Teacher Personal Information
Sharing Personal Information
It’s a great idea, as a new teacher, to share information about yourself with others—but be selective. Be mindful of how much you share, and with whom. It’s up to you to decide what you share about your professional life with your peers. In terms of what you share about your personal life, however, keep things close until you get to know everyone else better. Information you share about yourself with adult faculty members will also be very different from what you decide to share with your students.
- Personal stories—Sharing personal stories with students is a fantastic way to develop interpersonal relationships and gain students’ trust.
- Be mindful of what you share.
- Always think from the perspective of the parents. What stories would be okay for their child to hear?
- Shared stories could include the following:
- Your travels
- Your own education experiences
- Your interests in movies, music, musical instruments, athletics
- E-mail address—E-mail is sometimes the easiest way for parents to keep in touch with you.
- Be prepared to receive and respond to all correspondences.
- Do not give out your personal e-mail address.
- Give out only your professional e-mail address, if you choose to correspond with parents through e-mail.

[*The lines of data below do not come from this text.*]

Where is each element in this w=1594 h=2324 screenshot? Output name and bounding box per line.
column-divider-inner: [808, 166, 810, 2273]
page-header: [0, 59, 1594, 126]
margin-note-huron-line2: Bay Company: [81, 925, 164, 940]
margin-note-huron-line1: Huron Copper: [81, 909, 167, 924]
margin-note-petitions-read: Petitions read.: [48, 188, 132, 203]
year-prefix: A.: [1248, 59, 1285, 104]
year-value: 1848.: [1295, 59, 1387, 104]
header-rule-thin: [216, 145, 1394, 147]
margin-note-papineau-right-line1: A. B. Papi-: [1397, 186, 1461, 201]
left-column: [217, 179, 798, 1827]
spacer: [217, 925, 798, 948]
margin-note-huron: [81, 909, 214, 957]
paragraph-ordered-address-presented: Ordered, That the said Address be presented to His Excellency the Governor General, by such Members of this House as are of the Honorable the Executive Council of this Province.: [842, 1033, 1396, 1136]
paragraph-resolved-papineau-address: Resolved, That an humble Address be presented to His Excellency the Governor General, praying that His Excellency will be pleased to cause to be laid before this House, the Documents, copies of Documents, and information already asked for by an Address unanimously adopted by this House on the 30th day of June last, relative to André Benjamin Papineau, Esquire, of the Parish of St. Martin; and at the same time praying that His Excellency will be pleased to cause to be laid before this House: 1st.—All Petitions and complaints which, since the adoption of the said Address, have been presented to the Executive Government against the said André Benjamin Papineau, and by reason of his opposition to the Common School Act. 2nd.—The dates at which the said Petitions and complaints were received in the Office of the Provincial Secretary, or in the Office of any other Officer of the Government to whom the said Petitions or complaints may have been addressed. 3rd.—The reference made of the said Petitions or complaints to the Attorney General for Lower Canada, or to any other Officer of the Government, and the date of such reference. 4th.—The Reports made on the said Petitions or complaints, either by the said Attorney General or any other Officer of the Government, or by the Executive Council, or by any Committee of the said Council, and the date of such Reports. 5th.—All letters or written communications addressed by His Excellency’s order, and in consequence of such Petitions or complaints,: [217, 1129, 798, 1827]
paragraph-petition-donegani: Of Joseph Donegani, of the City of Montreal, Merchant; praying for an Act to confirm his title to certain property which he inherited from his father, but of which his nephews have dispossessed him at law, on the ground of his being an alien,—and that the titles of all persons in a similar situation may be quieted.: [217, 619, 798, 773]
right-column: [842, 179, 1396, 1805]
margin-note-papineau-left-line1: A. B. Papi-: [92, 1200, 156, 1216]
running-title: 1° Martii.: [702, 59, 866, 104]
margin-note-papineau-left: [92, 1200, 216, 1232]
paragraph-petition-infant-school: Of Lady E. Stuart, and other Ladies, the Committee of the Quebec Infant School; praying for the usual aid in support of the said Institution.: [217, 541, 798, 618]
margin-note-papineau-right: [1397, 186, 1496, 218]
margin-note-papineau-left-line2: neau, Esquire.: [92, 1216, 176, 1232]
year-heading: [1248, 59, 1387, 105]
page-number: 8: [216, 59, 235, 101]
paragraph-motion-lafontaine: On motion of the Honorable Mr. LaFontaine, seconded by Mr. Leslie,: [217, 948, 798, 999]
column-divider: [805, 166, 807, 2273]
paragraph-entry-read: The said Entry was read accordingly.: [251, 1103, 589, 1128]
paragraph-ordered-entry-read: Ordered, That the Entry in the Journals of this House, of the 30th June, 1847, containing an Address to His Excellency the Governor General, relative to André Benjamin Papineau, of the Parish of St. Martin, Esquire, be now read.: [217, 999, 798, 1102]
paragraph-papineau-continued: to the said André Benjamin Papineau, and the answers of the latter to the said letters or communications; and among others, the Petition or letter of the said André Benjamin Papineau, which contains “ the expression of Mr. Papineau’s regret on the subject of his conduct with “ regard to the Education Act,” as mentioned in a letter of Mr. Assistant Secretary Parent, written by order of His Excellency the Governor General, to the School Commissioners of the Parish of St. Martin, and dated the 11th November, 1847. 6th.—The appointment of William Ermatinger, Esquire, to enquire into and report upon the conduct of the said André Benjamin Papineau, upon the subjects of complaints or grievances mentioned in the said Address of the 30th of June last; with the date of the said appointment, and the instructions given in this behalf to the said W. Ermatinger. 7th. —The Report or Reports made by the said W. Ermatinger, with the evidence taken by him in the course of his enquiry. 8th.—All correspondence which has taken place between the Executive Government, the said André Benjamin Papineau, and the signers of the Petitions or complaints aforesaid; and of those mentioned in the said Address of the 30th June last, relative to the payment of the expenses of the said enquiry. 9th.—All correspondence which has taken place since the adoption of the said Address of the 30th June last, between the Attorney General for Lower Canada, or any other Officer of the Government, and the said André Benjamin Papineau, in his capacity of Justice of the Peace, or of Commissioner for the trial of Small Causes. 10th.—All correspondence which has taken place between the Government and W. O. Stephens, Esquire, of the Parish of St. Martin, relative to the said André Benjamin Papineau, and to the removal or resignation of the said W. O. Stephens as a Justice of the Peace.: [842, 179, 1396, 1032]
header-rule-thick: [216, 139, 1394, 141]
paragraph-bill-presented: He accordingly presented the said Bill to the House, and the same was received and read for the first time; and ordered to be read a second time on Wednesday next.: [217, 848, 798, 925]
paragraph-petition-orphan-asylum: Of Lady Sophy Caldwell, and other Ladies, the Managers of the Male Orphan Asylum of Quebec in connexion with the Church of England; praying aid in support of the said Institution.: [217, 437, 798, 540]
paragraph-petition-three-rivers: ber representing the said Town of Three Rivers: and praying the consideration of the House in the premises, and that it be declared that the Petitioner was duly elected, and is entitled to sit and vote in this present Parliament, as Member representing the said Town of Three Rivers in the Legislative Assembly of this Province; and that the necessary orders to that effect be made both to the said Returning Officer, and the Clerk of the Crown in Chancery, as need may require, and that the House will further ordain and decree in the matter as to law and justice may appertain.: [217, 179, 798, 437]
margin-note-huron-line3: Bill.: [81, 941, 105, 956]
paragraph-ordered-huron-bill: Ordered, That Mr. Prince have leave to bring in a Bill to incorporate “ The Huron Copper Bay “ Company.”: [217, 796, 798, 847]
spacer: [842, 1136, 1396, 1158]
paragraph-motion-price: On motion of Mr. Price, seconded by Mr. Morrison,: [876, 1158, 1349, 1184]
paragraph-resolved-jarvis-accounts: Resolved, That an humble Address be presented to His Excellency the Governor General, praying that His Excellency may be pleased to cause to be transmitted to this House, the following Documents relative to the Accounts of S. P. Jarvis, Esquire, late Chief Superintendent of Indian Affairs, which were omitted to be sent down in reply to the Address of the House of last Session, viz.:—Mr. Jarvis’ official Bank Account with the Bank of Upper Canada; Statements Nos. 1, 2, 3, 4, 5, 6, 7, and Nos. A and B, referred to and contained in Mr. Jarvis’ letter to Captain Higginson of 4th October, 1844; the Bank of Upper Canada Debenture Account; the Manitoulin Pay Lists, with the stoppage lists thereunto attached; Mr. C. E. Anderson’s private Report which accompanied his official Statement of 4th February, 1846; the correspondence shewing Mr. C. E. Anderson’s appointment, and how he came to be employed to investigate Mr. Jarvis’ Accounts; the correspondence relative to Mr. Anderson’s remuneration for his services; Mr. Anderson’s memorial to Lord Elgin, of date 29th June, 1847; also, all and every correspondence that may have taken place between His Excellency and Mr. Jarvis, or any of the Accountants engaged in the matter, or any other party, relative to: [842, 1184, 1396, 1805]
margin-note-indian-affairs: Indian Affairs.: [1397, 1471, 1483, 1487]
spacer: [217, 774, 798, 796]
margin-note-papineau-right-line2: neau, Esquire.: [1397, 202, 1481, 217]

- Remember that professional e-mail can serve as documentation.
- Phone number—It is not recommended to give students or their parents your personal phone number, though this is a personal choice.
- Receiving calls—Provide the school’s phone number. Parents can call and leave you a message.
- Making calls—Use the school phone to avoid having your personal phone number show up on caller ID.
- Discussions—Keep discussions at work on a professional level, even if you are comfortable with your colleagues.
- Does what you are discussing relate to school?
- Is what you are sharing confidential student information?
- Would you say this to an administrator or parent?
- Is the conversation merely school gossip or hearsay? Don’t get caught up in it.
- Photographs—Bring personal pictures into class as a way to share your life with students.
- Share only pictures that are school-appropriate and relevant to class discussion.
- Remember that a picture is worth a thousand words—be careful what you share.